In Baden-Württemberg siegte Winfried Kretschmann von den Grünen, der wie kein anderer Merkels Flüchtlingspolitik verteidigte und sogar für sie betete. Und in Rheinland-Pfalz Malu Dreyer, die sich klar hinter die Kanzlerin gestellt hatte. Die beiden CDU-Spitzenkandidaten Guido Wolf und Julia Klöckner dagegen wurden von den Wählern abgestraft, weil sie sich opportunistisch kurz vor den Wahlen von Merkel abgesetzt hatten.

Ein paradoxes Ergebnis: die CDU verliert mit Merkel, die Gegner gewinnen mit ihr. Die erwartete Volksabstimmung über die Flüchtlingspolitik ging anders aus als erwartet.

Der Kurs der Kanzlerin polarisierte und kostete ihre eigene Partei massiv Stimmen. Nur in Sachsen-Anhalt ist sie mit einem dicken blauen Auge davongekommen. Viele konservative Ex-CDU-Wähler  fühlten sich heimatlos und wechselten zur AfD. Diese erklomm mit nur einem Thema, der Flüchtlingspolitik, ungeahnte Höhen.

Dieser Höhenflug könnte aber im Westen schnell wieder vorbei sein, wenn weniger Flüchtlinge kommen. Dann werden sich konservative Denkzettel-Wähler wegen der Radikalisierung der AfD wieder abwenden. Im Osten aber könnte sie sich längerfristig etablieren.

Malu Dreyer hat mit ihrem ganz persönlichen Sieg dem unsteten Sigmar Gabriel trotz des Desasters in Baden-Württemberg und Sachsen-Anhalt noch eine letzte Schonfrist als SPD-Chef verschafft. Eigentlich hat er sie nach seinem Zickzackkurs nicht verdient, mit dem er gleichzeitig rechts und links blinkte. Haltungsnote Null. Er wird als Symbolfigur für das Ende der SPD als Volkspartei in die Geschichte eingehen.
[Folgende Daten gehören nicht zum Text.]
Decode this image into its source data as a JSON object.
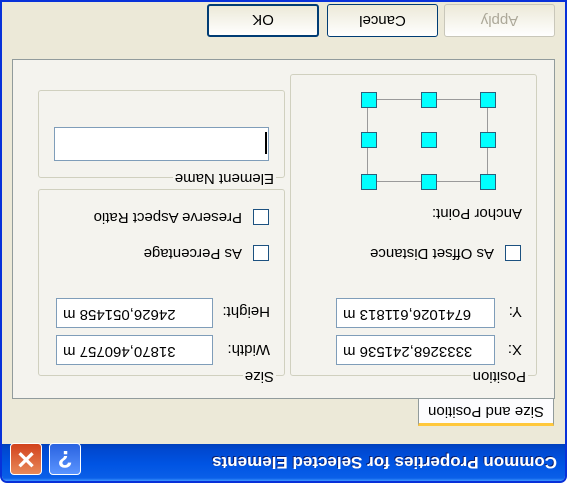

Gleichzeitig zeigen die Wahlen, wie entscheidend Personen in der Politik sind. Und wie schnell Kandidaten überschätzt werden – wie Julia Klöckner, die schon als Kanzlerkandidatin gehandelt wurde. Sie scheiterte zum zweiten Mal – in der Politik meist das Ende der Karriere.

Das Parteiensystem hat sich weiter aufgefächert. Die Zeiten der CDU/SPD-Dominanz sind endgültig vorbei. Fünf- oder Sechs-Parteien-Parlamente zwingen zu ungewöhnlichen Koalitionen. Warum auch nicht? Kompromisse unter Demokraten sind ein Kern der Demokratie.

Was allerdings nach diesen Wahlkämpfen bleibt, ist die menschenfeindliche Brutalisierung der politischen und gesellschaftlichen Diskussion. Darunter wird das Land noch lange zu leiden haben.